The CauScientist framework was evaluated across various datasets with differing complexities. It consistently outperformed purely data-driven approaches, achieving up to a 53.8% increase in F1 score and significantly reducing the Structural Hamming Distance (SHD) on large-scale graphs.

Small-Scale Networks:

On the Cancer dataset (5 nodes), the framework improved F1 scores from 33.3 to 87.1 when integrated with FCI.
On the Asia dataset (8 nodes), integrating with AVICI reduced SHD significantly while maintaining high precision and recall.
Figure 2: Conceptual comparison of causal discovery methods. CauScientist combines LLMs with statistical methods, aligning semantic knowledge with data constraints.

Complex Networks:

On large datasets like Alarm (37 nodes), CauScientist achieved superior results with a lower SHD compared to both pure LLM and data-driven methods, highlighting its scalability and robustness.
Figure 3: Optimization Trajectories of Qwen3-14B with AVICI as data-driven algorithm.

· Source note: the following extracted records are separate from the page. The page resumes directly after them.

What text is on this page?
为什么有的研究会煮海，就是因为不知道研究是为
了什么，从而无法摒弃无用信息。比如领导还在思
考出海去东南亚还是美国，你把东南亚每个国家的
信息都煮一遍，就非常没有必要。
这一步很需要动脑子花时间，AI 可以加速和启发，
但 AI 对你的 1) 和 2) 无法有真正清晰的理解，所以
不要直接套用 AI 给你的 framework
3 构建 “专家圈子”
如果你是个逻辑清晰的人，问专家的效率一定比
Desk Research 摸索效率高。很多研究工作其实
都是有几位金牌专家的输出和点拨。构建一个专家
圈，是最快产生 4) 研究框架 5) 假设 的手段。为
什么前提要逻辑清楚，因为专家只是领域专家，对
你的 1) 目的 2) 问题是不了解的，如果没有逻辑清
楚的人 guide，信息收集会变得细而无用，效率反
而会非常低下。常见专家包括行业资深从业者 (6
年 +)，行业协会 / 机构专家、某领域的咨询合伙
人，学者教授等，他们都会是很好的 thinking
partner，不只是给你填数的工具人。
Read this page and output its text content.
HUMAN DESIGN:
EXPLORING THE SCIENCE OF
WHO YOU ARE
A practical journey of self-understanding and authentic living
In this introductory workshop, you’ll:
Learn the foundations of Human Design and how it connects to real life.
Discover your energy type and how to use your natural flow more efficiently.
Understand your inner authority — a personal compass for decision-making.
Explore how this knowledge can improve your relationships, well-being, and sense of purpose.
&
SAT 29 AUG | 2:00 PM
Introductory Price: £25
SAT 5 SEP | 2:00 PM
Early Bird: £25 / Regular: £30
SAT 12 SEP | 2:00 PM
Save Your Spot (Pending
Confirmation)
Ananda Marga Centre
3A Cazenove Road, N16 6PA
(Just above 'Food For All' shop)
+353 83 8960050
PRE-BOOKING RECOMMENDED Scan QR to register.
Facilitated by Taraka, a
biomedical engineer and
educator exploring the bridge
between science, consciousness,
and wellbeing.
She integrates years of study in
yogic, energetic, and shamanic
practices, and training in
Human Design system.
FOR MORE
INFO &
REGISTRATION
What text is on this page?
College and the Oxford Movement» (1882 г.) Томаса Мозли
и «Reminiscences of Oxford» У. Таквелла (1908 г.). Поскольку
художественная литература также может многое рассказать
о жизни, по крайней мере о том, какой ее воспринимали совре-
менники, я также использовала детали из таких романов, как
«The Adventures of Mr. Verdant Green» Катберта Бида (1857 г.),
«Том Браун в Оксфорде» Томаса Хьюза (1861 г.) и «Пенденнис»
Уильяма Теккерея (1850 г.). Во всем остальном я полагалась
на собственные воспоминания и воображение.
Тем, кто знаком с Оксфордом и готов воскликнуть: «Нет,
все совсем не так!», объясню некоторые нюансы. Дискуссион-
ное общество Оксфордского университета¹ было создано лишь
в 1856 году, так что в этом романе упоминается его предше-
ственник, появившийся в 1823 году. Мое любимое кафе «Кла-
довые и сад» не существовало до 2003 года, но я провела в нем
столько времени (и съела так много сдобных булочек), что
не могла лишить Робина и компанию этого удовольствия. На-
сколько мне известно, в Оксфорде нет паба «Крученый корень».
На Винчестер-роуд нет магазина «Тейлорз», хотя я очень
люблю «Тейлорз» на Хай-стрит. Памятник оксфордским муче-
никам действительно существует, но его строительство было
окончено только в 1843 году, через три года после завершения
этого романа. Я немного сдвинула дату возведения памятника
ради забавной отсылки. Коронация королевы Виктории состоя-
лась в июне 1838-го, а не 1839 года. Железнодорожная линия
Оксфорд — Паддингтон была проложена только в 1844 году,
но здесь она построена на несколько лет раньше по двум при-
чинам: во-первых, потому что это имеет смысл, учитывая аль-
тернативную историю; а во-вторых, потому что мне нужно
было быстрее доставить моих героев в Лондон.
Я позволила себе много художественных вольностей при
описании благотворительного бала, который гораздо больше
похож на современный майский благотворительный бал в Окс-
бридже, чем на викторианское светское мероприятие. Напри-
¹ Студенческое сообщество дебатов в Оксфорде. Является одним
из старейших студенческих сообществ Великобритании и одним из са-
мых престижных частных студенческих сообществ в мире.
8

Implications and Future Directions

CauScientist demonstrates a transformative approach to causal discovery by effectively integrating LLM-generated semantic insights with stringent statistical verification. This methodology not only enhances the accuracy of causal inference but also ensures that the insights remain faithful to the underlying data. It provides a promising direction for future research, particularly in enhancing causal inference techniques and integrating other statistical criteria to accommodate diverse data regimes.

Moreover, the adaptability of CauScientist to incorporate alternative scoring functions suggests potential for further innovation in causal discovery methodologies. Future work could explore the integration of different LLM architectures and more complex datasets, pushing the boundaries of what's possible in automated causal inference.

Conclusion

In summary, CauScientist represents a significant advancement in the field of causal discovery. By leveraging the strengths of both LLMs and statistical methods, it addresses the limitations of each, offering a robust framework capable of extracting reliable causal relationships from complex data. This work not only contributes to the theoretical understanding of causal discovery but also has practical implications for its application across various scientific and industrial domains.